Lake Superior State University in Michigan has continued its decades-long tradition of banishing a list of popular words from the previous year, and forbidding students to use them in 2024.
OGN featured last year's banished words, and this year 10 new words get the chop, as usual, because they were the most "misused, overused, and useless" in 2023 and students are now being forbidden from using them at all for the next 12 months.
To determine the words to be cut, nominations pour in. For the newest list, LSSU says it received more than 2,000 suggestions from 20 different countries. That's at least 500 more submissions than the previous year.
Last year, ‘GOAT’ topped the list. Before that, it was ‘Wait, what?’ To no real surprise, ‘COVID-19’ was banished in 2021. Kicking off 2020, ‘jelly’ was the top banished word - not the fruit spread, but the abbreviation of ‘jealous.’

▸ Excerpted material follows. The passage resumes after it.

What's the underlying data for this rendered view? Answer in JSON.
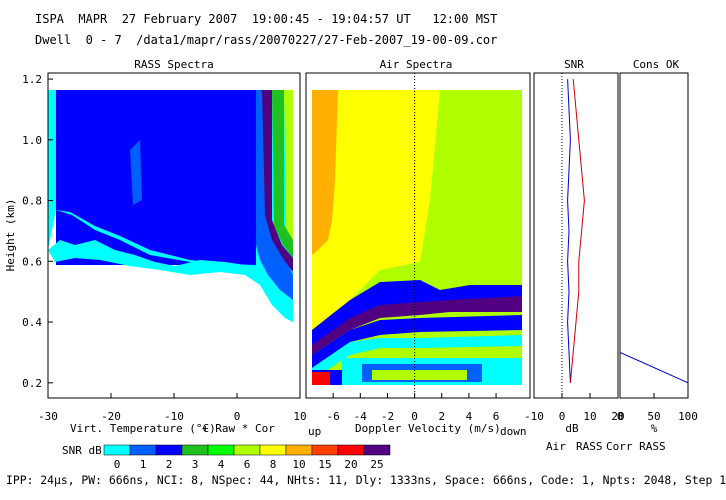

Others over the years have included "vis-a-vis", "information superhighway", "I'm like," and, for a nation some might say not as skilled at football punditry as the UK, bizarrely also outlawed was "giving 110 percent."
Landing at the top of the list this year is ‘hack,’ which has become common-place to describe easy money-making methods (like side hustles, another word on the list this year), ways to order off ‘secret’ fast food menus, and, unfortunately, scammers.
Here is the Michigan university's full list of banished words for 2024. If you have to look up what any of them mean, you likely haven’t been using them too much.
Hack
Impact
At the end of the day
Rizz
Slay
Iconic
Cringe-worthy
Obsessed
Side hustle
Wait for it
Not everyone hates these words, though. Oxford University Press declared ‘rizz’ as its word of the year for 2023.